I was enjoying taking a few minutes to read Jon Husband and Harold Jarche’s terrific set of reflections on social learning, A framework for social learning in the enterprise: Enterprise 2.0 Blog: News, Coverage, and Commentary when I noticed something. 79 comments! Wow, there must be a great conversation going on. So I scrolled down.
What did I find? Tweets, autoposted as comments. The first seven were real responses. The rest were people tweeting out the url. Now, I believe I found the post via a tweet. So it was a good filter.
My question is, does this auto integration of tweets ruin the blog conversation? Yes, it shows how popular a post is, but wouldn’t it be better to have some sort of indicator of tweets and retweets rather than waste the space of a tweet which is essentially a URL?
This feels like a technology stewardship issue. Just because we CAN do something, should we? What are the anticipated outcomes? What surprises us once we implement something and when should we change it?
What do you think?
(Edited March 12 to more accurately reflect authorship of post in question. While Jon was listed as the “author” on the blog, much of the work was Harold’s. There was an interesting twitter back and forth with Harold on how someone else took and reposted the whole piece without due credit, and I said something like “it is still important to pay attention. Yet clearly, I did not pay enough attention. Good learning for me.)
I think of these in the same way as I think of trackbacks — useful information that shows propagation of the idea. They should be visually segregated, though, not interspersed as comments, and show up /after/ comments. IMO. 🙂
Thanks, Kathy. Segregating – yup, that’s how I feel too. Just got a tweet on this too:
From @writetechnology
@NancyWhite I use backtype connect on wine-girl.net to pull in Twitter comments I was losing as blog comments. I love it.

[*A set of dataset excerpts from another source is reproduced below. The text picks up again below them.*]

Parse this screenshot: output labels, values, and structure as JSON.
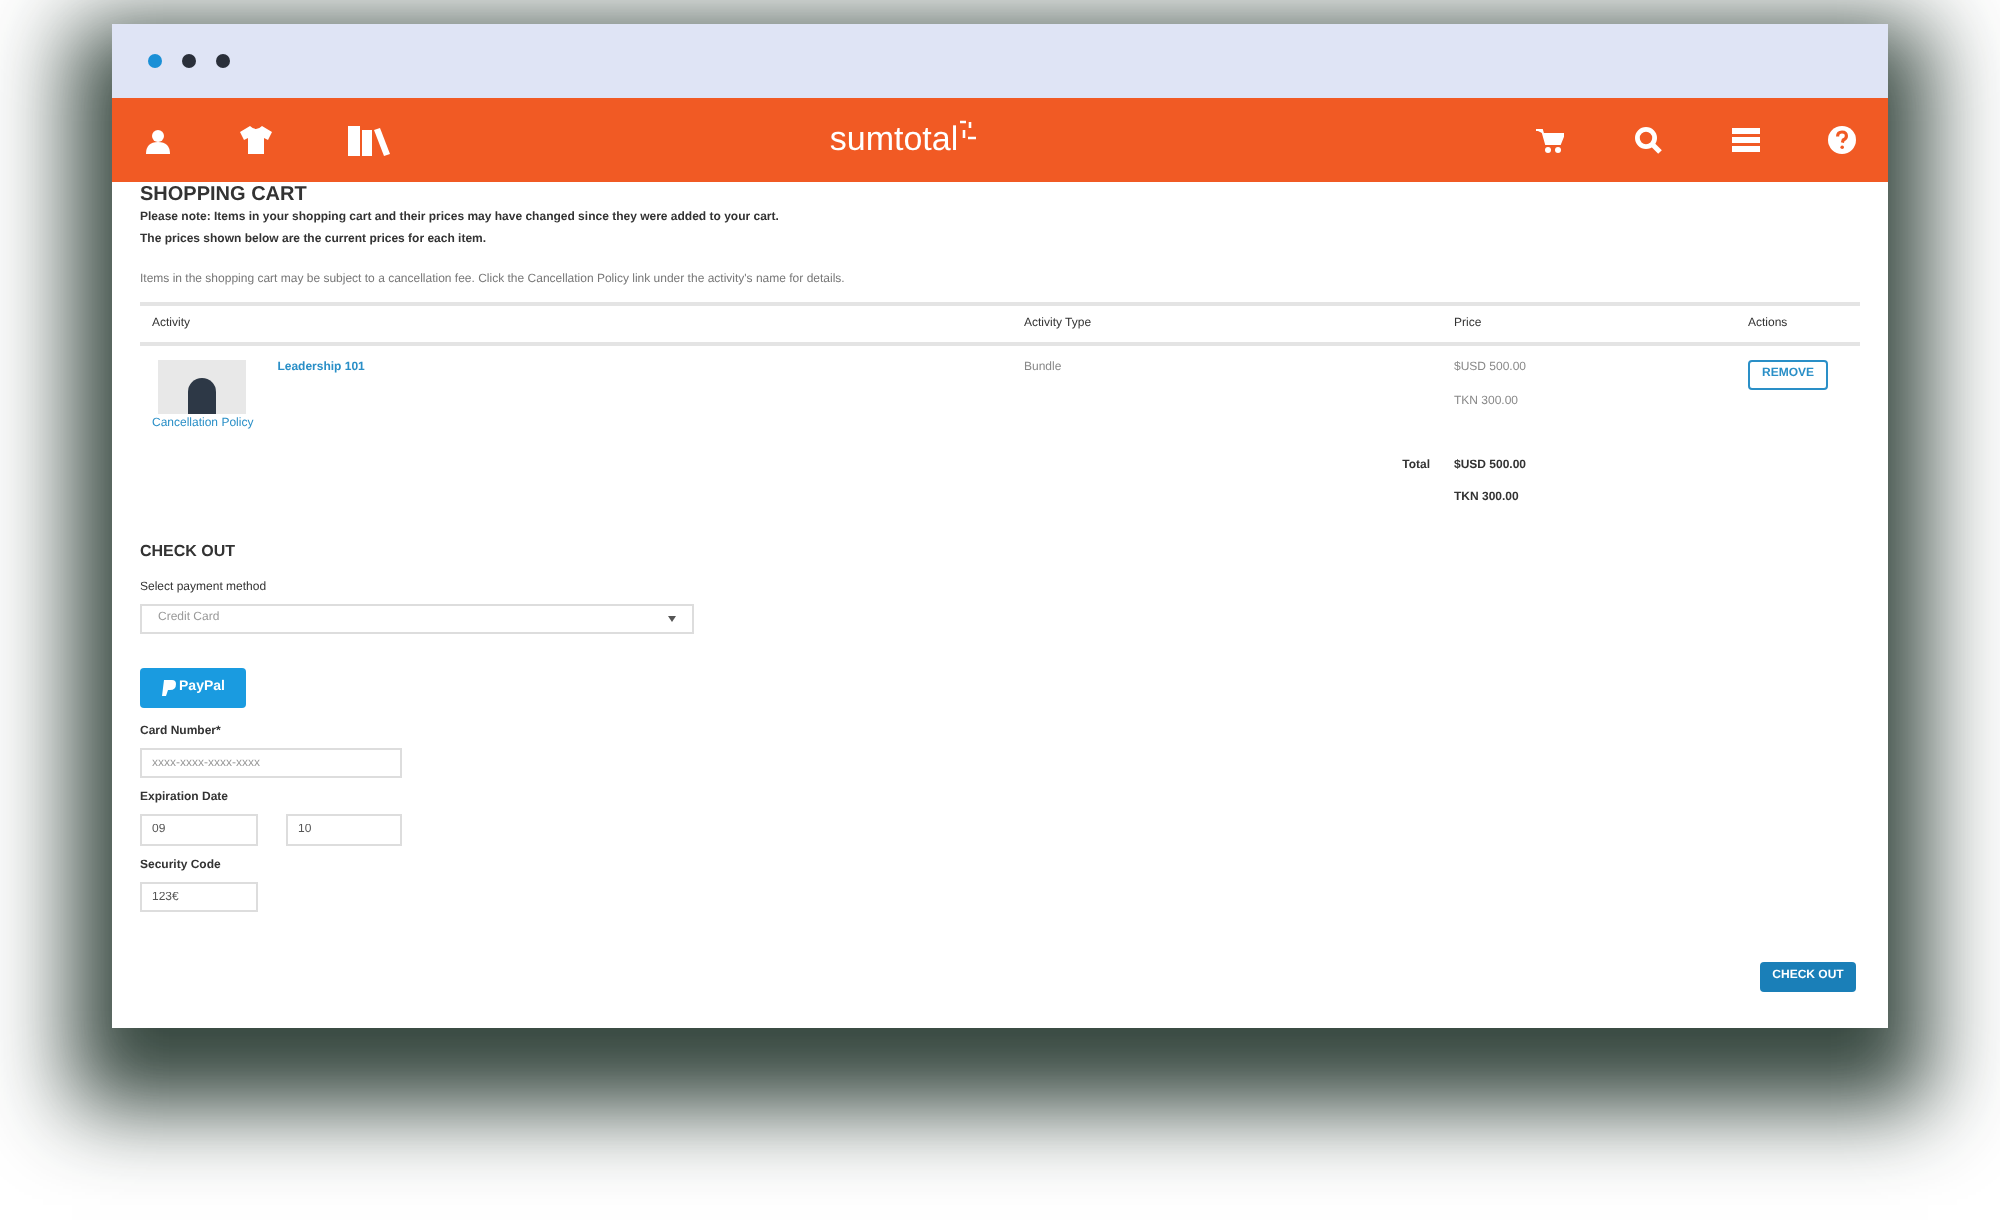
{
  "nav": {
    "logo": "sumtotal"
  },
  "cart": {
    "title": "SHOPPING CART",
    "notes": [
      "Please note: Items in your shopping cart and their prices may have changed since they were added to your cart.",
      "The prices shown below are the current prices for each item."
    ],
    "fee_note": "Items in the shopping cart may be subject to a cancellation fee. Click the Cancellation Policy link under the activity's name for details.",
    "columns": [
      "Activity",
      "Activity Type",
      "Price",
      "Actions"
    ],
    "rows": [
      {
        "name": "Leadership 101",
        "policy": "Cancellation Policy",
        "type": "Bundle",
        "prices": [
          "$USD 500.00",
          "TKN 300.00"
        ],
        "action": "REMOVE"
      }
    ],
    "total_label": "Total",
    "totals": [
      "$USD 500.00",
      "TKN 300.00"
    ]
  },
  "checkout": {
    "title": "CHECK OUT",
    "method_label": "Select payment method",
    "method": "Credit Card",
    "paypal": "PayPal",
    "card_label": "Card Number*",
    "card_placeholder": "xxxx-xxxx-xxxx-xxxx",
    "exp_label": "Expiration Date",
    "exp_month": "09",
    "exp_year": "10",
    "code_label": "Security Code",
    "code": "123€",
    "button": "CHECK OUT"
  }
}
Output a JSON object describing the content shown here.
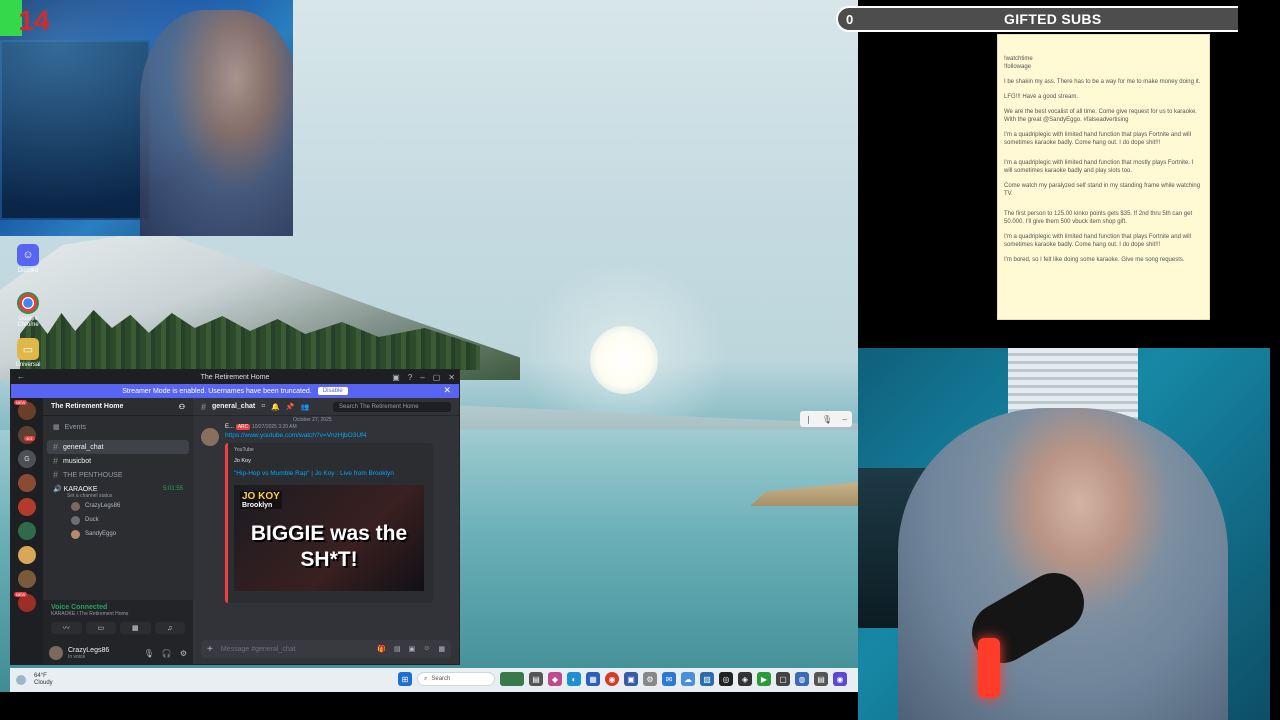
{
  "overlay": {
    "counter": "14",
    "gifted_subs": {
      "min": "0",
      "label": "GIFTED SUBS",
      "max": "200",
      "progress": 0.0
    }
  },
  "notes": [
    "!watchtime\n!followage",
    "I be shakin my ass. There has to be a way for me to make money doing it.",
    "LFG!!! Have a good stream.",
    "We are the best vocalist of all time.  Come give request for us to karaoke. With the great @SandyEggo. #falseadvertising",
    "I'm a quadriplegic with limited hand function that plays Fortnite and will sometimes karaoke badly. Come hang out. I do dope shit!!!",
    "I'm a quadriplegic with limited hand function that mostly plays Fortnite. I will sometimes karaoke badly and play slots too.",
    "Come watch my paralyzed self stand in my standing frame while watching TV.",
    "The first person to 125.00 kinko points gets $35. If 2nd thru 5th can get 50.000. I'll give them 500 vbuck item shop gift.",
    "I'm a quadriplegic with limited hand function that plays Fortnite and will sometimes karaoke badly. Come hang out. I do dope shit!!!",
    "I'm bored, so I felt like doing some karaoke. Give me song requests."
  ],
  "desktop_icons": [
    {
      "label": "Discord",
      "icon": "discord-icon",
      "color": "#5865f2"
    },
    {
      "label": "Google Chrome",
      "icon": "chrome-icon",
      "color": "#db4437"
    },
    {
      "label": "Universal",
      "icon": "folder-icon",
      "color": "#e0b84a"
    }
  ],
  "discord": {
    "window_title": "The Retirement Home",
    "banner": {
      "text": "Streamer Mode is enabled. Usernames have been truncated.",
      "button": "Disable"
    },
    "guild_name": "The Retirement Home",
    "channels": {
      "events": "Events",
      "general": "general_chat",
      "musicbot": "musicbot",
      "penthouse": "THE PENTHOUSE",
      "karaoke": "KARAOKE",
      "karaoke_timer": "5:01:55",
      "karaoke_status": "Set a channel status",
      "voice_users": [
        "CrazyLegs86",
        "Duck",
        "SandyEggo"
      ]
    },
    "voice": {
      "title": "Voice Connected",
      "sub": "KARAOKE / The Retirement Home"
    },
    "user": {
      "name": "CrazyLegs86",
      "status": "In voice"
    },
    "chat": {
      "channel": "general_chat",
      "search_placeholder": "Search The Retirement Home",
      "date_divider": "October 27, 2025",
      "message": {
        "author": "E...",
        "tag": "ARC",
        "time": "10/27/2025 3:20 AM",
        "link": "https://www.youtube.com/watch?v=VnzHjbO3Uf4",
        "embed": {
          "provider": "YouTube",
          "author": "Jo Koy",
          "title": "\"Hip-Hop vs Mumble Rap\" | Jo Koy : Live from Brooklyn",
          "thumb_brand": "JO KOY",
          "thumb_sub": "Brooklyn",
          "thumb_caption": "BIGGIE was the SH*T!"
        }
      },
      "compose_placeholder": "Message #general_chat"
    },
    "server_badges": {
      "new1": "NEW",
      "new2": "NEW",
      "count": "401"
    }
  },
  "taskbar": {
    "weather_temp": "64°F",
    "weather_cond": "Cloudy",
    "search_label": "Search"
  }
}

I’d love to take full credit for that post, but it was actually my friend and colleague Harold Jarche who wrote it. Of course, I can take some satisfaction in it, as it reflects a fair number of the conversations Harold and I have had over the past six years, as well as contributions from several other really smart and heartful people with whom we interact.
Yeah, tweet notifications as comments. I take them generally as a recommendation to look at the post if someone has interest, which as kathy points out is similar to the previous concept of trackbacks.
Jon, thanks for helping me see more clearly that Harold was the prime author, even tho you are listed as the titular author on the Fast Forward Blog. I edited the post to correct my lack of paying attention. Lesson learned!